Here's an unorthodox method of memorizing scales using the common three-note-per-string shapes we often employ during runs.
Let’s say that you wanted to learn the E minor scale (E Aeolian mode). Normally you’d learn the box positions of the scale and drill it from there. Learning a new scale using a box position is a good way of becoming familiar with the intervals involved, but we’re going to be different and move our scale onto one string.
By doing this, we take the focus away from memorizing a shape and instead focus on the sound of the scale itself, because this is what really counts when learning a scale or mode. If we haven’t internalized how it sounds, all we’re doing is trying to recall shapes that mean very little to us.
Using the high E string, move through the intervals of the scale slowly. You can start at the 12th fret and ascend to your highest fret, or start at the highest fret and move down to the 12th. For any modes in the key of E, a 24-fret guitar will help as you can start at the 24th fret and work your way down. If you have fewer than 24 frets, start at the 12th fret and work up. (For other keys, just shift your position so you can cover a whole octave on one string.)
As you do so, notice the relationship between the sound of the next interval and the distance you need to move, whether it be whole tone or semitone. If you haven’t done a lot of ear training, this is a great way to get your fingers better at predicting where to be, according to the sound you require in your head.
The next step is to break down the scale into three-note-per-string shapes.
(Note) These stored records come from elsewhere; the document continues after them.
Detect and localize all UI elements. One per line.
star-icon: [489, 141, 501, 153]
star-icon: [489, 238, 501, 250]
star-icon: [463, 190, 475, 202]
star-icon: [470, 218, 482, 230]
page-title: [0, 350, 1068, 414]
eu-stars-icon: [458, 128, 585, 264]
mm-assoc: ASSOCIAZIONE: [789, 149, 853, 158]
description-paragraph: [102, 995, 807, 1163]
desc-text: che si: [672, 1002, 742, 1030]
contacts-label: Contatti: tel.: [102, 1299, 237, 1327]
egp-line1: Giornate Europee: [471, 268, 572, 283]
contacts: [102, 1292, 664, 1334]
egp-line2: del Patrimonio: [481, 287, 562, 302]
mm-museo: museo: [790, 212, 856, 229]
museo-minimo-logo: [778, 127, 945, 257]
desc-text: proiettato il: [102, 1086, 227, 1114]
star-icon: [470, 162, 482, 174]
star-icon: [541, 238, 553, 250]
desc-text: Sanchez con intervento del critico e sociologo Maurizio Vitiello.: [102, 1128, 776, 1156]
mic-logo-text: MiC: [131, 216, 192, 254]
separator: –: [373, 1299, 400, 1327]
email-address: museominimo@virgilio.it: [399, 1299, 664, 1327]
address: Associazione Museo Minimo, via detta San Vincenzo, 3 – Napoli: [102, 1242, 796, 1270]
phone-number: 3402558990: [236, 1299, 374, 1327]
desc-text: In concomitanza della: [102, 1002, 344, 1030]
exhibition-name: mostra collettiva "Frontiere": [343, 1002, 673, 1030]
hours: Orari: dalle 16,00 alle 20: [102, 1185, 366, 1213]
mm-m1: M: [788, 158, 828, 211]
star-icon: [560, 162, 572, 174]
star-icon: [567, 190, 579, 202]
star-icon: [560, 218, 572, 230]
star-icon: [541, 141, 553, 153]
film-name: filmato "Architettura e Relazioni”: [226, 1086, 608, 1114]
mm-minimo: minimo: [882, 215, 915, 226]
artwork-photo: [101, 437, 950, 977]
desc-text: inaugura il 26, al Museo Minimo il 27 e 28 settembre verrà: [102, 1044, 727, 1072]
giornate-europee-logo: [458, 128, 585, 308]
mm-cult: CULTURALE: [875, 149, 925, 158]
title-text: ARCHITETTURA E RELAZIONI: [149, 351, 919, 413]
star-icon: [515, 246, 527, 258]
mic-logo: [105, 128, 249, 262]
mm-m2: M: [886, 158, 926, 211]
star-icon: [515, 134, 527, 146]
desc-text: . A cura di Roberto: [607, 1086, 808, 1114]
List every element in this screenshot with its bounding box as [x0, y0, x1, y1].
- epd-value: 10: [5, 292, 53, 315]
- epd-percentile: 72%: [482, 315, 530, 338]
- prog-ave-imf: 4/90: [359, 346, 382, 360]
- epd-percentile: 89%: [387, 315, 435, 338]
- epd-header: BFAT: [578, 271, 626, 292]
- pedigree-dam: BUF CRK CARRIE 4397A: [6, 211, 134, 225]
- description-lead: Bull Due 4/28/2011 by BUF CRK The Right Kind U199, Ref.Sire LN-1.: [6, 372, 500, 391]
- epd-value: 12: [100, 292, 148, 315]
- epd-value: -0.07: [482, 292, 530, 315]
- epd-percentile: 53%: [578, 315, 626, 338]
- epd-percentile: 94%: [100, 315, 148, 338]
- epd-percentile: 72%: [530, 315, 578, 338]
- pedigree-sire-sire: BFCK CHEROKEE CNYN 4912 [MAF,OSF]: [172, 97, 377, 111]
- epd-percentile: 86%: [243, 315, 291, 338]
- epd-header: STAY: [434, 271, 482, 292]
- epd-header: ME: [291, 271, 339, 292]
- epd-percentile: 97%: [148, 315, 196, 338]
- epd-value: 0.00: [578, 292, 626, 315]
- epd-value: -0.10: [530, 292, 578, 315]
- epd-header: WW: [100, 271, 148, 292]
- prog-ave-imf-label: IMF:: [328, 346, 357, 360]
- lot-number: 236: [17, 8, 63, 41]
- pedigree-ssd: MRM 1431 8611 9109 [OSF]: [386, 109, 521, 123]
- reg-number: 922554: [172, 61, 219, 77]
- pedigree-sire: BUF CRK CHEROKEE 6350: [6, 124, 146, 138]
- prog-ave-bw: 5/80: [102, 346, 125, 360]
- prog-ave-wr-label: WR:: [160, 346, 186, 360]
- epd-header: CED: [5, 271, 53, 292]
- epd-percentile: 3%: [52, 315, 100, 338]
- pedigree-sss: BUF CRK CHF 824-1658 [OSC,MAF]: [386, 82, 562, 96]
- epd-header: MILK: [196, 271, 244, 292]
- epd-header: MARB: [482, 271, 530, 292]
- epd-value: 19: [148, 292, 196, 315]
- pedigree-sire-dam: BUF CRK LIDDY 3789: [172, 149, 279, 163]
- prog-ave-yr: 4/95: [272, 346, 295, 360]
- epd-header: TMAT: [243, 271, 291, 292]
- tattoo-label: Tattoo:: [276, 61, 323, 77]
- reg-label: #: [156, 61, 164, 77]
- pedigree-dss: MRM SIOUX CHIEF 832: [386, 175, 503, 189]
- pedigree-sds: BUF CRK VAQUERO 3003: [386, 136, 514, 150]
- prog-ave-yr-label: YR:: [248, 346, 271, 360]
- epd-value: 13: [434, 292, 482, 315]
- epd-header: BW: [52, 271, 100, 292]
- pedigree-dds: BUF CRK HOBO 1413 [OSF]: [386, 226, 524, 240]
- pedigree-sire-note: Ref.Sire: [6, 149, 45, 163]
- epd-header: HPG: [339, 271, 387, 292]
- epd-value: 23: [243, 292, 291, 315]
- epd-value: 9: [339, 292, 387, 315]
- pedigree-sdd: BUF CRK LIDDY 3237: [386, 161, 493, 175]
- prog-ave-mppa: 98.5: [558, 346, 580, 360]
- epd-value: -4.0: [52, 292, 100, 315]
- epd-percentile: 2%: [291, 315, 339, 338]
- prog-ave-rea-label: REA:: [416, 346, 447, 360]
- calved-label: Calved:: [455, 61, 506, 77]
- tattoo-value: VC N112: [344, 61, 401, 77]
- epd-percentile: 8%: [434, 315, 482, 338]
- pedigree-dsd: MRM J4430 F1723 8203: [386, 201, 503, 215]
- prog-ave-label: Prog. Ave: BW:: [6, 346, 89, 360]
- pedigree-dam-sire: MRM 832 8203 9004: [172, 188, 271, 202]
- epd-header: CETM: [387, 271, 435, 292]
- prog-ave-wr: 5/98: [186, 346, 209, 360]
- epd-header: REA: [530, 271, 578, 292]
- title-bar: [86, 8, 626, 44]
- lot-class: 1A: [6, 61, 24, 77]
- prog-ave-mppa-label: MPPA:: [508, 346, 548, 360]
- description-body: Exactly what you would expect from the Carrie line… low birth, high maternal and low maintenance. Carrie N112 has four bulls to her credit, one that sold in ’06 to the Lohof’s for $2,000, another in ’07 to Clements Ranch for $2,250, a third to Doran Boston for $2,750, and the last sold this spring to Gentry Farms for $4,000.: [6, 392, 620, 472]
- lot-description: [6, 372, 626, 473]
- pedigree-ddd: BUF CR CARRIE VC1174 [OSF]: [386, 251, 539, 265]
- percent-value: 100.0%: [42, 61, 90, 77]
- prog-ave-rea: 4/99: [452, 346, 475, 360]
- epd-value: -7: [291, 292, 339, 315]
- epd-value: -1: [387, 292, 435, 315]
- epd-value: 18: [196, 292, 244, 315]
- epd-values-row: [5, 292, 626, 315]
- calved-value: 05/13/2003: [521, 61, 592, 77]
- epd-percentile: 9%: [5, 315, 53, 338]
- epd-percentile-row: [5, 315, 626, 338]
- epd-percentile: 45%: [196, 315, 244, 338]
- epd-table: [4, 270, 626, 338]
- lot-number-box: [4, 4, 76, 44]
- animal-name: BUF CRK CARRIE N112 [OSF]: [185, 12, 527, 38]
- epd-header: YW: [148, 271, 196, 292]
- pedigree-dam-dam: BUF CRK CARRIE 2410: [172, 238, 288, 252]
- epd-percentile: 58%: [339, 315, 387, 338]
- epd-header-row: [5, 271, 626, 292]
For all the modes of the major scale and of the melodic minor scale, you’ll notice the same three shapes repeating. As you’ll see in the video above, you can step down or up by playing repetitions of these shapes.
When you’re fairly confident you can move through the scale on the E string, it’s time to apply the same approach to the B string. As you’ll see, the locations of the patterns will change, but the patterns themselves are the same three shapes. These shapes can be applied all across the neck in any mode.
When you work on the modes of the harmonic minor scale, you’ll encounter two different shapes (shown in the video). However, the approach is the same. You can cycle these five shapes up and down one string until you internalize how that mode sounds and how to navigate it. After some time, the thought is taken out of the process and your fingers pick the right path according to the next interval being "dictated" internally by ear.